Colin Graves: The Hundred saved Yorkshire – we were two weeks from going bust
Colin Graves has a message for those who doubted his decision to introduce the Hundred to English cricket.
Six years ago, as chairman of the England and Wales Cricket Board, Graves and his chief executive at the time, Tom Harrison, bulldozed the Hundred through against some tough resistance because they wanted to create an asset for English cricket that could be sold in the future to pay off the game’s huge debt and help protect the counties in a changing world.
“When we first started talking about it and launched it we were told we were killing English cricket,” he tells Telegraph Sport. “That it would be the worst thing we could have done for English cricket. It would not work, we could never do it. I remember getting quizzed by a government select committee. ‘Why are you launching?’ They gave us a hard time. I said ‘we’re doing the right thing for English cricket’ and I think we proved them all wrong.
“Without this, what would have happened? County cricket was in a dire financial situation. It has saved the structure of English cricket because going forward, there would have been some big black holes to fall down and Yorkshire were facing one of them.”
Graves knows this because he says the club were two weeks from going bust when he took over for the second time, almost a year ago on February 9, with Yorkshire reeling from the fallout of the Azeem Rafiq racism case.
The club had come close to selling Headingley to Mike Ashley in return for wiping off their £25 million debt. When that deal collapsed, they were heading for administration before Graves and business associates injected emergency cash and propped Yorkshire up with the hope the Hundred sell off would ride to the rescue.
This week the Northern Superchargers were bought by the Sunrisers Hyderabad IPL franchise for £105 million, in a bidding auction. Unlike the other host clubs, Yorkshire opted to cash in their chips now, selling their 51 per cent share gifted by the ECB. Sunrisers are the only buyers so far (Trent Rockets and Southern Brave will be sold next week) to take outright ownership of a Hundred team.
It makes more sense to sell off their own equity when a club are facing major debts, like Yorkshire. Graves says Yorkshire will receive a minimum of £55 million – probably more – from the sale of their own stake, which was worth about £40 million when deductions that go into the overall pool for the game are taken into account, as well as their cut from the sale of the other seven franchises that is being shared across the game.
‘It was an absolute catastrophe’
The club will immediately pay off their debt to the Colin Graves Trust of almost £20 million which has bankrolled Headingley for two decades. The rest goes to other debtors including bank loans. The club will have a cushion of £35 million, giving them a healthy living off interest alone.
“We were two weeks from going bust when I came back. We had naff all, nothing. The cupboard was bare and we owed £7.5 million quid. We owed £1.2 million to the Inland Revenue. It was an absolute catastrophe,” says Graves. “In 12 months the picture has changed beyond recognition and one of the things I want to do before I leave is make sure it cannot get in that situation again.
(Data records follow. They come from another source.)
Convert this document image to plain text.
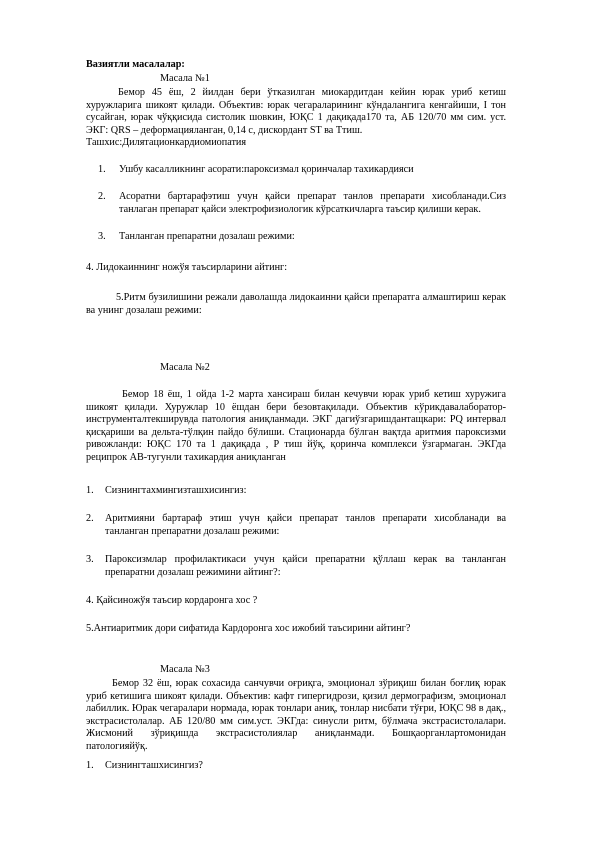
Вазиятли масалалар:

Масала №1

Бемор 45 ёш, 2 йилдан бери ўтказилган миокардитдан кейин юрак уриб кетиш хуружларига шикоят қилади. Объектив: юрак чегараларининг кўндалангига кенгайиши, I тон сусайган, юрак чўққисида систолик шовкин, ЮҚС 1 дақиқада170 та, АБ 120/70 мм сим. уст. ЭКГ: QRS – деформацияланган, 0,14 с, дискордант ST ва Ттиш.

Ташхис:Дилятацион​кардиомиопатия

1. Ушбу касалликнинг асорати:пароксизмал қоринчалар тахикардияси

2. Асоратни бартарафэтиш учун қайси препарат танлов препарати хисобланади.Сиз танлаган препарат қайси электрофизиологик кўрсаткичларга таъсир қилиши керак.

3. Танланган препаратни дозалаш режими:

4. Лидокаиннинг ножўя таъсирларини айтинг:

5.Ритм бузилишини режали даволашда лидокаинни қайси препаратга алмаштириш керак ва унинг дозалаш режими:

Масала №2

Бемор 18 ёш, 1 ойда 1-2 марта хансираш билан кечувчи юрак уриб кетиш хуружига шикоят қилади. Хуружлар 10 ёшдан бери безовтақилади. Объектив кўрикдавалаборатор-инструменталтекширувда патология аниқланмади. ЭКГ дагиўзгаришдантащкари: PQ интервал қисқариши ва дельта-тўлқин пайдо бўлиши. Стационарда бўлган вақтда аритмия пароксизми ривожланди: ЮҚС 170 та 1 дақиқада , Р тиш йўқ, қоринча комплекси ўзгармаган. ЭКГда реципрок АВ-тугунли тахикардия аниқланган

1. Сизнингтахмингизташхисингиз:

2. Аритмияни бартараф этиш учун қайси препарат танлов препарати хисобланади ва танланган препаратни дозалаш режими:

3. Пароксизмлар профилактикаси учун қайси препаратни қўллаш керак ва танланган препаратни дозалаш режимини айтинг?:

4. Қайсиножўя таъсир кордаронга хос ?

5.Антиаритмик дори сифатида Кардоронга хос ижобий таъсирини айтинг?

Масала №3

Бемор 32 ёш, юрак сохасида санчувчи оғриқга, эмоционал зўриқиш билан боғлиқ юрак уриб кетишига шикоят қилади. Объектив: кафт гипергидрози, қизил дермографизм, эмоционал лабиллик. Юрак чегаралари нормада, юрак тонлари аниқ, тонлар нисбати тўғри, ЮҚС 98 в дақ., экстрасистолалар. АБ 120/80 мм сим.уст. ЭКГда: синусли ритм, бўлмача экстрасистолалари. Жисмоний зўриқишда экстрасистолиялар аниқланмади. Бошқаорганлартомонидан​патологияйўқ.

1. Сизнингташхисингиз?
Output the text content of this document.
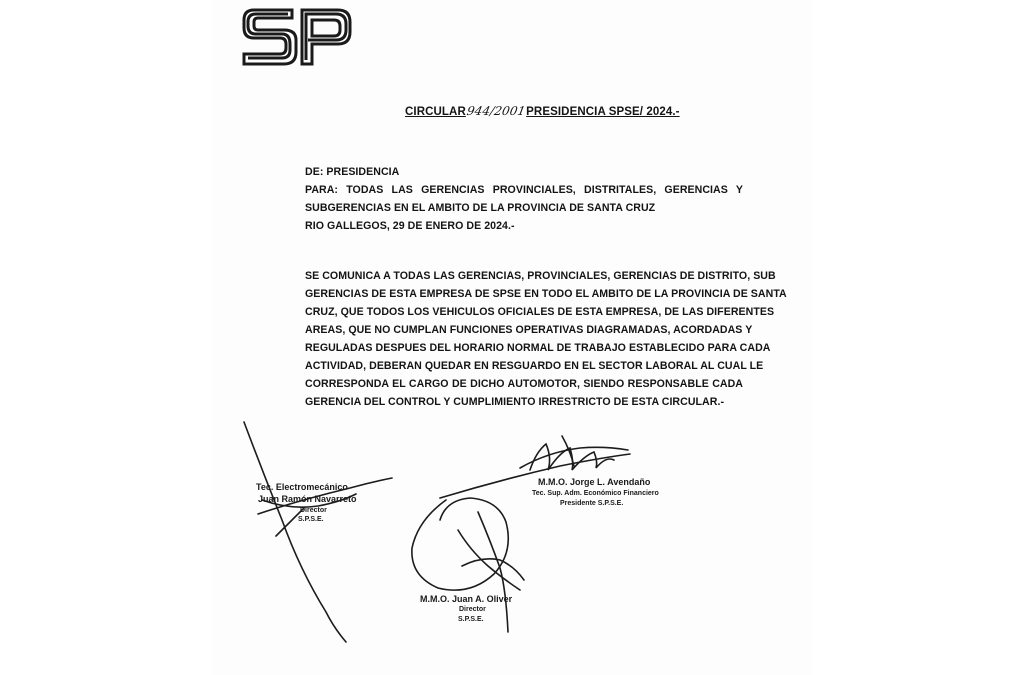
CIRCULAR944/2001PRESIDENCIA SPSE/ 2024.-
DE: PRESIDENCIA
PARA: TODAS LAS GERENCIAS PROVINCIALES, DISTRITALES, GERENCIAS Y
SUBGERENCIAS EN EL AMBITO DE LA PROVINCIA DE SANTA CRUZ
RIO GALLEGOS, 29 DE ENERO DE 2024.-
SE COMUNICA A TODAS LAS GERENCIAS, PROVINCIALES, GERENCIAS DE DISTRITO, SUB
GERENCIAS DE ESTA EMPRESA DE SPSE EN TODO EL AMBITO DE LA PROVINCIA DE SANTA
CRUZ, QUE TODOS LOS VEHICULOS OFICIALES DE ESTA EMPRESA, DE LAS DIFERENTES
AREAS, QUE NO CUMPLAN FUNCIONES OPERATIVAS DIAGRAMADAS, ACORDADAS Y
REGULADAS DESPUES DEL HORARIO NORMAL DE TRABAJO ESTABLECIDO PARA CADA
ACTIVIDAD, DEBERAN QUEDAR EN RESGUARDO EN EL SECTOR LABORAL AL CUAL LE
CORRESPONDA EL CARGO DE DICHO AUTOMOTOR, SIENDO RESPONSABLE CADA
GERENCIA DEL CONTROL Y CUMPLIMIENTO IRRESTRICTO DE ESTA CIRCULAR.-
Tec. Electromecánico
Juan Ramón Navarreto
Director
S.P.S.E.
M.M.O. Jorge L. Avendaño
Tec. Sup. Adm. Económico Financiero
Presidente S.P.S.E.
M.M.O. Juan A. Oliver
Director
S.P.S.E.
“If someone had said six months ago we would get over £100 million for the Northern Superchargers I wouldn’t have believed it. It has secured the club’s future. We will pay off all the debt straight away. Then we will invest in the future. Don’t waste it, that is the main thing. Do not let the club get in a mess financially again. We will be able to use the interest to help fund the club going forward but we’re not going to go around splashing out money.”
The club faced an annual interest bill of £2 million on its debts and in years when it does not host a Test match, such as 2027 and 2028, it will incur huge losses. It is a perilous position for host grounds when bilateral cricket is in a state of flux. Now they can invest in Headingley, the player pathway for men and women, while letting the Sunrisers run the Hundred team.
“From our point of view, the valuation level now is very high. So to me, we take that money,” says Graves. “What’s the point of being a minority investor with somebody else being a majority investor? Let them run it. Let them do what they want to do with the Hundred team. If they make a lot of money on the back of it, good luck to them, well done. We’ll work with them as part of the partnership agreement but we have enough to do running Yorkshire cricket.”
Likely change of name for team
It is likely the team will change name to the Northern Sunrisers, the franchise adding to its portfolio that includes the Sunrisers Hyderabad and Sunrisers Eastern Cape in the South African T20. It is run by the Sun Group, which owns 37 television channels in India. The Sunrisers are run by Kavya Maran, the 33-year-old daughter of Sun Group founder Kalanithi Maran.
There is a six-week period of exclusivity to negotiate and tax implications to be worked out but Graves believes selling the whole stake should ease the process, with fewer hurdles to overcome because Sunrisers will be the sole owners rather than be in partnership agreements like elsewhere in the Hundred.
Graves is still exploring demutualisation, converting Yorkshire from a member-owned club to a private company like Durham and Hampshire, but it will be on the back burner while the Hundred money is invested.
The cupboard is no longer bare. “This is a once-in-a-lifetime opportunity to make the club sound. I am not going to waste the money or let other people waste it after I have gone. I’m going to put measures in place to stop that. We had horrendous profit-and-loss situations recently and Yorkshire will never get in that situation again; not ever.”